Nette Kurzgeschichte aus Narnia über die Begegnung mit Gott:
In The Lion, the Witch and the Wardrobe, Susan and Lucy ask Mr. and Mrs. Beaver to describe Aslan. They ask if Aslan is a man. Mr. Beaver replies.
"Aslan a man? Certainly not. I tell you he is the King of the wood and the son of the great Emperor-beyond-the Sea. Don't you know who is the King of Beasts? Aslan is a lion– the Lion, the great Lion."
"Ooh!" said Susan. "I'd thought he was a man. Is he–quite safe? I shall feel rather nervous about meeting a lion."
"That you will, dearie, and make no mistake," said Mrs. Beaver, "if there's anyone who can appear before Aslan without their knees knocking, they're either braver than most or else just silly."
"Then he isn't safe?" said Lucy.
"Safe?" said Mr. Beaver. "Don't you hear what Mrs. Beaver tells you? Who said anything about being safe? 'Course he isn't safe. But he's good. He's the King, I tell you."
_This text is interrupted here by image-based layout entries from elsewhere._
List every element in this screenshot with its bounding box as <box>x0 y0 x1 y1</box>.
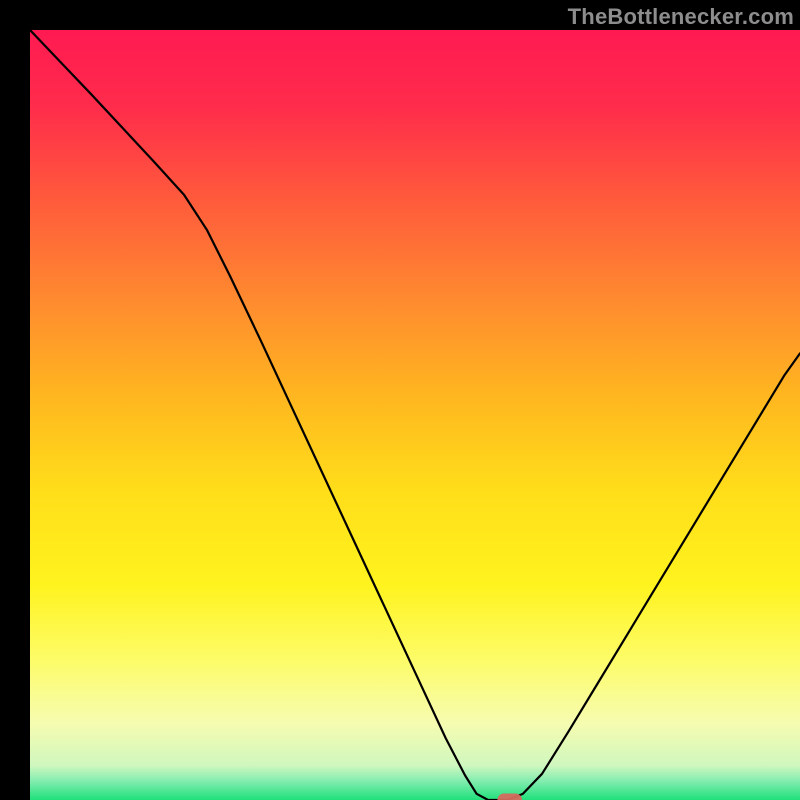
chart-plot-area <box>30 30 800 800</box>
optimal-point-marker <box>497 793 522 800</box>
chart-background-gradient <box>30 30 800 800</box>
bottleneck-chart <box>30 30 800 800</box>
watermark-text: TheBottlenecker.com <box>568 0 800 30</box>
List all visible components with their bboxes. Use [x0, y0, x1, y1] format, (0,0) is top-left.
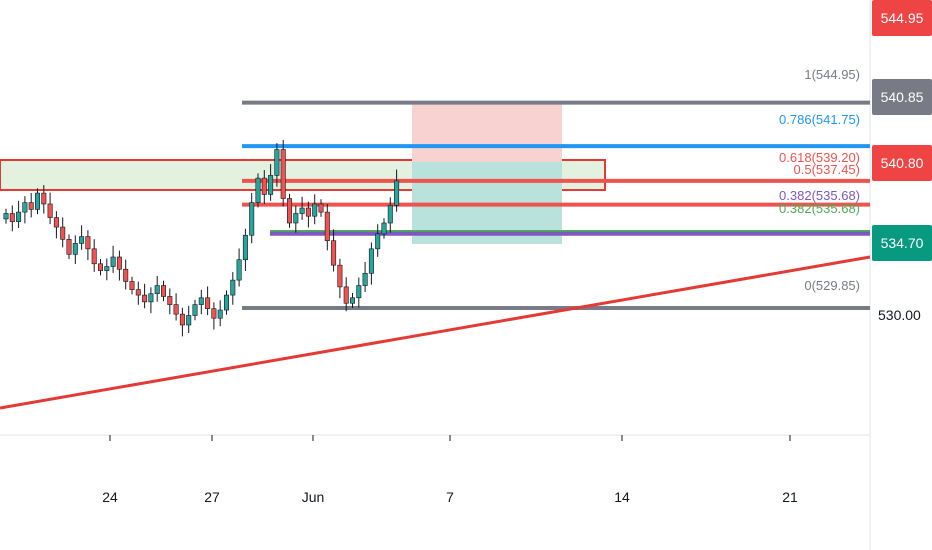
- x-tick-label: 14: [614, 489, 630, 505]
- candle-body: [293, 213, 299, 224]
- price-axis[interactable]: 530.00: [878, 307, 921, 323]
- candle-body: [104, 266, 110, 271]
- candle-body: [179, 313, 185, 326]
- fib-levels[interactable]: [242, 100, 870, 310]
- candle-body: [249, 202, 255, 236]
- candle-body: [148, 293, 154, 303]
- candle-body: [236, 259, 242, 281]
- candle-body: [110, 256, 116, 267]
- price-tag-label: 534.70: [881, 235, 924, 251]
- price-tags: 544.95 540.85 540.80 534.70: [872, 0, 932, 261]
- x-tick-label: 21: [782, 489, 798, 505]
- candle-body: [205, 297, 211, 309]
- candle-body: [22, 202, 28, 213]
- fib-label: 0(529.85): [804, 278, 860, 293]
- fib-label: 0.382(535.68): [779, 188, 860, 203]
- candle-body: [331, 240, 337, 266]
- candle-body: [280, 149, 286, 199]
- candle-body: [41, 192, 47, 205]
- candle-body: [28, 202, 34, 210]
- price-tag-label: 544.95: [881, 10, 924, 26]
- candle-body: [186, 315, 192, 326]
- candle-body: [47, 203, 53, 218]
- candle-body: [337, 264, 343, 288]
- candle-body: [394, 180, 400, 206]
- candle-body: [349, 297, 355, 304]
- candle-body: [91, 248, 97, 265]
- candle-body: [135, 289, 141, 296]
- candle-body: [129, 281, 135, 290]
- candle-body: [60, 226, 66, 240]
- candle-body: [268, 175, 274, 195]
- fib-level-labels: 1(544.95) 0.786(541.75) 0.618(539.20)0.5(5…: [779, 67, 860, 293]
- candle-body: [9, 213, 15, 222]
- candle-body: [192, 304, 198, 316]
- candle-body: [98, 263, 104, 271]
- candle-body: [261, 177, 267, 195]
- candlestick-series: [3, 139, 400, 337]
- price-tag-label: 540.80: [881, 155, 924, 171]
- price-tag-label: 540.85: [881, 89, 924, 105]
- price-tag: [872, 145, 932, 181]
- candle-body: [312, 203, 318, 217]
- candle-body: [167, 296, 173, 305]
- candle-body: [173, 304, 179, 315]
- candle-body: [116, 256, 122, 270]
- candle-body: [198, 297, 204, 305]
- fib-label: 0.786(541.75): [779, 112, 860, 127]
- candle-body: [368, 248, 374, 274]
- time-axis[interactable]: 24 27 Jun 7 14 21: [102, 435, 798, 505]
- price-tag: [872, 225, 932, 261]
- candle-body: [85, 236, 91, 250]
- candle-body: [72, 243, 78, 255]
- x-tick-label: 24: [102, 489, 118, 505]
- x-tick-label: 27: [204, 489, 220, 505]
- candle-body: [3, 213, 9, 220]
- x-tick-label: 7: [446, 489, 454, 505]
- candle-body: [142, 294, 148, 303]
- price-tag: [872, 79, 932, 115]
- candle-body: [318, 203, 324, 213]
- candle-body: [161, 285, 167, 297]
- candle-body: [299, 207, 305, 214]
- candle-body: [224, 294, 230, 311]
- fib-label: 0.5(537.45): [794, 162, 861, 177]
- candle-body: [305, 207, 311, 217]
- candle-body: [274, 149, 280, 176]
- candle-body: [53, 217, 59, 228]
- candle-body: [230, 279, 236, 296]
- fib-label: 0.382(535.68): [779, 201, 860, 216]
- candle-body: [217, 309, 223, 319]
- stop-loss-zone[interactable]: [412, 103, 562, 162]
- candle-body: [375, 233, 381, 250]
- price-axis-label: 530.00: [878, 307, 921, 323]
- fib-label: 1(544.95): [804, 67, 860, 82]
- candle-body: [362, 273, 368, 286]
- fib-label: 0.618(539.20): [779, 150, 860, 165]
- candle-body: [356, 285, 362, 299]
- candle-body: [66, 239, 72, 255]
- candle-body: [154, 285, 160, 295]
- price-tag: [872, 0, 932, 36]
- candle-body: [79, 236, 85, 244]
- x-tick-label: Jun: [302, 489, 325, 505]
- candle-body: [242, 234, 248, 261]
- candle-body: [343, 286, 349, 304]
- candle-body: [16, 211, 22, 222]
- candle-body: [381, 222, 387, 235]
- candle-body: [324, 211, 330, 241]
- candle-body: [34, 192, 40, 210]
- candle-body: [286, 198, 292, 224]
- candle-body: [387, 205, 393, 224]
- candle-body: [255, 177, 261, 203]
- ascending-trendline[interactable]: [0, 255, 871, 410]
- candle-body: [123, 268, 129, 282]
- candle-body: [211, 308, 217, 319]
Aus Chasing Francis ein Verweis auf gute Kurzgeschichte:
"In Faulkner's story "The Bear" young Ike McCaslin is drawn increasingly into the woods by the near-mythical presence of a bear which tantalizes hunters in a yearly ritual of respectful aspiration and frustration. young Ike becomes aware that the bear sees him, although he cannot see the bear. Merton parallels this awakening moment with what happens in the spiritual life, noting "that it's very important in the life of prayer to realize that one is apprehended, one is heard, that there is a relationship." Ike sees the bear, the moment of theophany, only when he leaves behind his gun, his watch, his compass and his stick, and, to use Faulkner's word, "relinquishes" himself "to" the wilderness. Merton concludes, "The whole business of growth is knowing when to let go.. then all of a sudden, you'll find that it'll just work by itself – you'll see the bear, see"."